By joining US-led strikes in Syria, Gulf Arab monarchies are hoping to eliminate the threat to their authority from Islamic State jihadists and push the regime in Damascus out of power.
But their plan is not without serious risks, analysts warn.
Bahrain, Qatar, Saudi Arabia and the United Arab Emirates could end up strengthening President Bashar al-Assad and face anger at home over their bombings of fellow Sunni Muslims.
“I expect this is going to be causing a great deal of concern that the Gulf is inadvertently serving as Assad’s air force,” said Frederic Wehrey, a Middle East expert at the Carnegie Endowment for International Peace.
“In addition, the Gulf states could face domestic criticism and agitation over their participation in a US-led coalition,” he said.
The four Gulf monarchies, along with Jordan, joined the US-led campaign on Tuesday that launched air strikes on IS positions inside Syria for the first time.
The exact nature of their involvement has been vague and it is not clear exactly which strikes their planes have carried out.
But even if Washington is behind the vast majority of attacks, the symbolic importance of having Sunni-ruled Arab states on side against the Sunni extremists of IS has been crucial.
Experts said the Gulf governments were well aware of this and insisted before signing on to the air campaign, which started last month in Iraq, that it be expanded to Syria as well.
“The GCC (Gulf Cooperation Council) condition was very clear: no support of US policy to deal with ISIS in Iraq without military action in Syria,” said Mustafa Alani from the Geneva-based Gulf Research Centre, using an alternative name for the jihadist group.
Their first objective, said expert Abdulkhaleq Abdulla, is to counter IS, which some governments in the region were accused of initially helping and financing.
– Danger of ‘radical voices’ –
“ISIS is in fact in many ways a threat to their security and also to the ideological legitimacy of Saudi Arabia” as a religious centre, said Abdulla, a professor of political science at Emirates University.
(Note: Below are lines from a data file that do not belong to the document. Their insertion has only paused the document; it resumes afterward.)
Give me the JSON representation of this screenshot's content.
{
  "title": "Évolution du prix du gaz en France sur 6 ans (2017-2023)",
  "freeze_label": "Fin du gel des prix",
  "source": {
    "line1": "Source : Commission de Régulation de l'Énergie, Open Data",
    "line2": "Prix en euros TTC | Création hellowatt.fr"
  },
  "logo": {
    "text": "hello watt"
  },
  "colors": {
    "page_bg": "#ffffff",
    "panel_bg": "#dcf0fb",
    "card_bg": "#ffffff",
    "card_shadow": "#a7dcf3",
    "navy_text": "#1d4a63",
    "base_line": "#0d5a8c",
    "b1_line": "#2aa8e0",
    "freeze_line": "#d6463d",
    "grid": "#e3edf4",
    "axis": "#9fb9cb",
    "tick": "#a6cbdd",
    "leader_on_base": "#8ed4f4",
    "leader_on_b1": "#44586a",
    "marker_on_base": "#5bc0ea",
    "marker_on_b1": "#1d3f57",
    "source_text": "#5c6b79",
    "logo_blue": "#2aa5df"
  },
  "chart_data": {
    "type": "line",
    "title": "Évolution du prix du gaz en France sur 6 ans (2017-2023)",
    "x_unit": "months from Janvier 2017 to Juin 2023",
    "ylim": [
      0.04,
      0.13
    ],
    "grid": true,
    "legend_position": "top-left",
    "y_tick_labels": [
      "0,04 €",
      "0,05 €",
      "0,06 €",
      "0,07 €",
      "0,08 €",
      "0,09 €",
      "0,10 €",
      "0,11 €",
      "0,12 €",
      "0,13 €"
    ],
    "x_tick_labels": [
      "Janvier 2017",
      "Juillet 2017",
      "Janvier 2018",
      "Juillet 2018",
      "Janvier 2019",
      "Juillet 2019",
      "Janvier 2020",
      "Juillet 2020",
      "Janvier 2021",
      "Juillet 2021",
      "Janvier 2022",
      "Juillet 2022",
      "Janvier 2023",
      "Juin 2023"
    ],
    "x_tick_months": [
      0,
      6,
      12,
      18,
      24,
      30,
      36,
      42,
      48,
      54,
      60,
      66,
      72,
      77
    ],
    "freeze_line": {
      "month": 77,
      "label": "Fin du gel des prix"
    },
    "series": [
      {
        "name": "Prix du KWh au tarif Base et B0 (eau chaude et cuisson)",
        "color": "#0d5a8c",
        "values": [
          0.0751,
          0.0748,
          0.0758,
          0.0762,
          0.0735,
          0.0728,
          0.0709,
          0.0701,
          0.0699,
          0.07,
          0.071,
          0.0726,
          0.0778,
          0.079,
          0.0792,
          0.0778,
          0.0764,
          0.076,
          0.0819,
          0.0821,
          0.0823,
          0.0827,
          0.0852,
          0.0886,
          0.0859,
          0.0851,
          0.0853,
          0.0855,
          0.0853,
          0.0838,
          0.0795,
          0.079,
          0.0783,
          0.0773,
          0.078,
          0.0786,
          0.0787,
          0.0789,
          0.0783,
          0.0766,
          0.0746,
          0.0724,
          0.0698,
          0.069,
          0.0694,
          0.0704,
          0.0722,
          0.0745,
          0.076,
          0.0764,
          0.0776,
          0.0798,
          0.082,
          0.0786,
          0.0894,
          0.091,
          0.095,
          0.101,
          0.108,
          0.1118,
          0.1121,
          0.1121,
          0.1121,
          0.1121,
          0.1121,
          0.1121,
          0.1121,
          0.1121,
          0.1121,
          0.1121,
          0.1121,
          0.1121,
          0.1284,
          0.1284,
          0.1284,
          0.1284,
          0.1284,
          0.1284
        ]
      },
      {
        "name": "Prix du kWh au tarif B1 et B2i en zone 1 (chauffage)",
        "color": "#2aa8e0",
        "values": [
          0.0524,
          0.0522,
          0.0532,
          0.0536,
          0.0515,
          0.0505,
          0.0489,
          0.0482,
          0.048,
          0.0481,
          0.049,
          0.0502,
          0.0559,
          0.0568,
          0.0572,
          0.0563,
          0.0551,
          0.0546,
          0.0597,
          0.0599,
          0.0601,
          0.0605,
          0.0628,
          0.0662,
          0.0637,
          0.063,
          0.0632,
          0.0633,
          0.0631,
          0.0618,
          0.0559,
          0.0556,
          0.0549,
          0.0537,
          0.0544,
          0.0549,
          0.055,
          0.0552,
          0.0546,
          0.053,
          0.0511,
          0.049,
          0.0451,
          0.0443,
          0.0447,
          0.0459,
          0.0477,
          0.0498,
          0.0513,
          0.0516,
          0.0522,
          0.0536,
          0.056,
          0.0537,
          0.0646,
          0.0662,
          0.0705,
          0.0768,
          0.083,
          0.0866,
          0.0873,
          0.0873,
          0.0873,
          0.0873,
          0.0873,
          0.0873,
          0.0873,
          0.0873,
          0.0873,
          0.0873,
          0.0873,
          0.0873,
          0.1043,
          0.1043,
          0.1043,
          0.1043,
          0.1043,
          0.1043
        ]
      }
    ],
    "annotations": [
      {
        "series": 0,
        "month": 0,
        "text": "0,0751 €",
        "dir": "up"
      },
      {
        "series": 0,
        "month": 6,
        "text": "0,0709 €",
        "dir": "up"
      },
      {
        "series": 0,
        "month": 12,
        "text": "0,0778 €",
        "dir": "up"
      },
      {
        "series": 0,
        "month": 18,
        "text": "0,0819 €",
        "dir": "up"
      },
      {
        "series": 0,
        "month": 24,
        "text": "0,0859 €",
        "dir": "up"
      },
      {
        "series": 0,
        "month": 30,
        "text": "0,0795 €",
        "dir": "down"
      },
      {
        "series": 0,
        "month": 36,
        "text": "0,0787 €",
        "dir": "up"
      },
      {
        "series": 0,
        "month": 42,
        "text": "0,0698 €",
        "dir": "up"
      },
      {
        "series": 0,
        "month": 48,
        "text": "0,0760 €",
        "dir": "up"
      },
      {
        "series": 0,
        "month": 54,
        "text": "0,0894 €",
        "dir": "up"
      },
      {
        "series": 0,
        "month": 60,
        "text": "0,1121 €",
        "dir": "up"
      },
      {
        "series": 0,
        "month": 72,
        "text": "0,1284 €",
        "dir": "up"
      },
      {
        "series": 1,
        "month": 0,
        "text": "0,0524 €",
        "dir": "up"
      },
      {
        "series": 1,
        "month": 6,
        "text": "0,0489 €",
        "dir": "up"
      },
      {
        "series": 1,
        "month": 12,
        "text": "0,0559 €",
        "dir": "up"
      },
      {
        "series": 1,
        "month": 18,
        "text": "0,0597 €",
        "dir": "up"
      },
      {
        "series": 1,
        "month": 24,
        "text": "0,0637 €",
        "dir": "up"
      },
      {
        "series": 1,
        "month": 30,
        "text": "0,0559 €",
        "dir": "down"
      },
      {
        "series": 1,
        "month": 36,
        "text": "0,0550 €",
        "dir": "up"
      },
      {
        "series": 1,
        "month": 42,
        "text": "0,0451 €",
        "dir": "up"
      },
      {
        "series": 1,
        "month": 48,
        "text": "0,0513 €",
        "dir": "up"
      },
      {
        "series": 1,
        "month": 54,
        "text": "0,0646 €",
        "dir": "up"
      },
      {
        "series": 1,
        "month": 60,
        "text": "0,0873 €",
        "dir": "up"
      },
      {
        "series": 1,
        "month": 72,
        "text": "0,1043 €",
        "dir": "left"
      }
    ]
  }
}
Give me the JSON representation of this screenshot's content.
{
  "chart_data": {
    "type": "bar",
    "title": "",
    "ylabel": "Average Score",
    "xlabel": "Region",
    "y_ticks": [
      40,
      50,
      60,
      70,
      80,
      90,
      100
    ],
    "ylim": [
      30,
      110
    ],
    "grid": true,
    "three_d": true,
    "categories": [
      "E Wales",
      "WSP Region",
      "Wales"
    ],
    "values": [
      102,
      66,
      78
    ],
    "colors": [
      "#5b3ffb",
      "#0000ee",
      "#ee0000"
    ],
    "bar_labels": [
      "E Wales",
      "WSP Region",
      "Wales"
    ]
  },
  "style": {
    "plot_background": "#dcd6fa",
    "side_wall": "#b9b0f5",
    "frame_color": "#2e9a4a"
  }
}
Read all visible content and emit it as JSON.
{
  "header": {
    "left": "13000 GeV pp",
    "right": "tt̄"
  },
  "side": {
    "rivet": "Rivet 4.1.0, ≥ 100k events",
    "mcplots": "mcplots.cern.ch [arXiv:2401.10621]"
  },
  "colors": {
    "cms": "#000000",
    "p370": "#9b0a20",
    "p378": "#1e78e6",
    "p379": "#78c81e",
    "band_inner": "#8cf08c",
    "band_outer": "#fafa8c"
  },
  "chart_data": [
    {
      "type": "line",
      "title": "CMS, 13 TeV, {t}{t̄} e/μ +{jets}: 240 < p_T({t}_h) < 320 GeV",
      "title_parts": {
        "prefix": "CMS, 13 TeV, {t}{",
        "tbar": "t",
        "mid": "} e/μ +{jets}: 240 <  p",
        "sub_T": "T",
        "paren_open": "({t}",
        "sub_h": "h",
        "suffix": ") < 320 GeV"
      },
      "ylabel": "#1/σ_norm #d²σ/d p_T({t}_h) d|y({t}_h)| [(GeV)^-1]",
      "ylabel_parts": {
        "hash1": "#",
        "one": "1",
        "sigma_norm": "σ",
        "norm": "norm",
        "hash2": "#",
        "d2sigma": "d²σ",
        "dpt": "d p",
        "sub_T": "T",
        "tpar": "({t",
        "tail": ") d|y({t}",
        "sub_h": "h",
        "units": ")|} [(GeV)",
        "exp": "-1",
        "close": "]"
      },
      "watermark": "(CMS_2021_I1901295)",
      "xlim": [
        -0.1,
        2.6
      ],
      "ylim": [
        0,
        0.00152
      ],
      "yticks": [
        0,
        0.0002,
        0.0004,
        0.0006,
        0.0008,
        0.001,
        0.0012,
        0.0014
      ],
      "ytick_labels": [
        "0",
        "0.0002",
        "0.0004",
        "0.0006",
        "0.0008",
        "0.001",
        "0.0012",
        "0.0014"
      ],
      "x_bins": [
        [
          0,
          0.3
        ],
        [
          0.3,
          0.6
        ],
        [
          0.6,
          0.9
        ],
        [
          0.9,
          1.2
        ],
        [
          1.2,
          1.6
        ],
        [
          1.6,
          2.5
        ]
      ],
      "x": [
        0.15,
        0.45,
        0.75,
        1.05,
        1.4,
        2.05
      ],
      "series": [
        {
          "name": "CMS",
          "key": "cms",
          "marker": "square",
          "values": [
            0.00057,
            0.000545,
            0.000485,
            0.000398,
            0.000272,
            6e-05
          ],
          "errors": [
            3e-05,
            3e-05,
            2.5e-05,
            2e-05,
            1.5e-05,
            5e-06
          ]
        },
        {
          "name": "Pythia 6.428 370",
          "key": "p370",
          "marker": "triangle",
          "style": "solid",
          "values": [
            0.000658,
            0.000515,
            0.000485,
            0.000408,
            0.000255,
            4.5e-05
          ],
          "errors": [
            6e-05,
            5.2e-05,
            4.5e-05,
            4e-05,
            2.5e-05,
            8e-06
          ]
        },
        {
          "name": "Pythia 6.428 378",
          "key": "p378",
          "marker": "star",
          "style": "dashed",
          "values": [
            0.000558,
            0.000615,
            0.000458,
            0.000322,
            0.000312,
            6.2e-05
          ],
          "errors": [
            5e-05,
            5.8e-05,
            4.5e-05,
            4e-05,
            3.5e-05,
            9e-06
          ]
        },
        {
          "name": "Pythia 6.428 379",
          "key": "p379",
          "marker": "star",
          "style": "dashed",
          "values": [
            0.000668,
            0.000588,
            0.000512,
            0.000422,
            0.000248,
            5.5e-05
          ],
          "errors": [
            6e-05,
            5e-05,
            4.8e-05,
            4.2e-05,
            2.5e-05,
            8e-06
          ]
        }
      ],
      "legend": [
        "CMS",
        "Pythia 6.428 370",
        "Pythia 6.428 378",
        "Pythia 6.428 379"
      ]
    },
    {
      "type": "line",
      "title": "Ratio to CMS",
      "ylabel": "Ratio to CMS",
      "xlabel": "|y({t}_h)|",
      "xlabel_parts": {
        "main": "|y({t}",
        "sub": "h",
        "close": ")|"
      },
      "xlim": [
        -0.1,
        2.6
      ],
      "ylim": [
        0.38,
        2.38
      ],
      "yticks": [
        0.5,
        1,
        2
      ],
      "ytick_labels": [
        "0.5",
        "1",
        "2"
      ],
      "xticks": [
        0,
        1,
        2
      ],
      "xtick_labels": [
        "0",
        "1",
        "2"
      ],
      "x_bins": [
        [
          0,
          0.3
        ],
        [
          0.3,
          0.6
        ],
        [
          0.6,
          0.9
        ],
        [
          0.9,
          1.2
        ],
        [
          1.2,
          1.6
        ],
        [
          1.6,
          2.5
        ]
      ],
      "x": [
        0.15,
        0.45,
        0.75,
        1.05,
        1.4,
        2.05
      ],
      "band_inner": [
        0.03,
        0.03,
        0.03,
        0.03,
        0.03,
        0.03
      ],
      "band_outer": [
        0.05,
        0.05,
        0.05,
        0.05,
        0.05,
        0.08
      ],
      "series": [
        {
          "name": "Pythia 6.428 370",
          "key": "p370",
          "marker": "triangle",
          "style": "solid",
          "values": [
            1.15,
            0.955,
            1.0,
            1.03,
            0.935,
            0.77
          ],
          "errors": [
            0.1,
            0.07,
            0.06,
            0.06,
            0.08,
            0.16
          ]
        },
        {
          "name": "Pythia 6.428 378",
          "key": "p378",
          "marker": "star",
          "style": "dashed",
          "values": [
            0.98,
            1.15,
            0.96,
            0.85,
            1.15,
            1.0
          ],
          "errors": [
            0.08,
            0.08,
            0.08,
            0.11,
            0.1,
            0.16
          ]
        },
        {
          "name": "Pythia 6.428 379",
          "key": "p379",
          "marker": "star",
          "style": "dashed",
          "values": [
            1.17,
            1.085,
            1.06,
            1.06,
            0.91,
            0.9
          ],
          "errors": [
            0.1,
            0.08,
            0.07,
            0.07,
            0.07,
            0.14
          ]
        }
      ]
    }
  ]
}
Their second objective, experts said, is in the long run to undermine Assad, whose minority Alawite, Tehran-backed regime they despise.
Alani said the US-led coalition was essentially creating a “no-fly” zone in parts of Syria, undermining Damascus’s control over its territory and its capacity to defend itself.
“The ultimate goal is to bring Assad to a new round of (peace) talks… with the hope that the end result will be the removal of Assad,” Abdulla said. “That is the strategy.”
But experts warned it could backfire by easing the pressure on Assad from IS, the most effective group battling his regime.
And in particular for Saudi Arabia, which has also agreed to train Syrian rebels on its territory, the campaign could stir widespread outrage at home.
“The US bombing of ISIS is unpopular with a range of Saudis,” Wehrey said. “There is the perception in the Gulf that the US is attacking Sunni power while privileging minorities, especially Shia.
“Radical voices in the Gulf could capitalise on this sentiment.”